I forget. I forget who my Father is. I forget what my Savior looks like. I forget “fear not.” I forget “come to me, and I will give you rest.” All of the reasons to be courageous fade.
Yet, I know who you are. I know your greatness, your might, your kindness, your patience. I know your unsinkable truth, your unfathomable goodness, your unbreakable promises. I know that you love beyond reason, that you rescue without reservation, that your plans have no flaw and your mercy has no equal. I know that you are the reason that I breathe and the reason I can come up for air when I’m drowning in fear.
So today, Lord, I ask you to remind me who you are. Give me confidence because there is a sun in the sky. You tell it when to rise and set. Grant me assurance when I hear birds singing in the trees. You provide for them. Comfort me with the wind that blows my hair across my face. I don’t know where the wind comes from or where it is going, but you do.

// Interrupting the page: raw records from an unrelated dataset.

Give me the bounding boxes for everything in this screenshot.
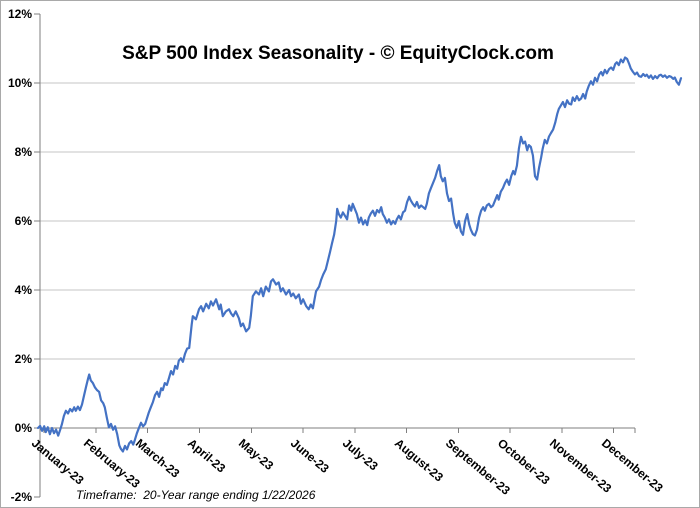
- y-axis-tick-label: 12%: [7, 7, 32, 21]
- y-axis-tick-label: 8%: [14, 145, 32, 159]
- timeframe-note: Timeframe: 20-Year range ending 1/22/202…: [76, 488, 316, 502]
- y-axis-tick-label: 6%: [14, 214, 32, 228]
- chart-title: S&P 500 Index Seasonality - © EquityCloc…: [122, 43, 554, 64]
- y-axis-tick-label: 4%: [14, 283, 32, 297]
- y-axis-tick-label: 10%: [7, 76, 32, 90]
- y-axis-tick-label: -2%: [10, 490, 32, 504]
- y-axis-tick-label: 2%: [14, 352, 32, 366]
- y-axis-tick-label: 0%: [14, 421, 32, 435]
- seasonality-line: [36, 56, 683, 453]
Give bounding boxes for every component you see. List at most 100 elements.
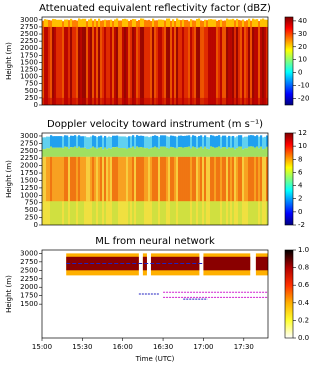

Flood my heart with memories. Play it again in my spirit, all of the ways that you have left me in awe with your tender care and your infinite wisdom. Overwhelm my mind with pictures of your provision and the personal ways that you have taught me what it means to believe.
Strengthen me through the testimonies of the faithful. Let their stories thrill my soul and set me singing your praises, whether I can see the sun or not. Teach me what it means to rise up in faith during fearful times, and grant me your wisdom so that I can see past circumstances straight to your goodness.
You are beautiful and all you do is perfect. Set my mind on your faithfulness. Amen.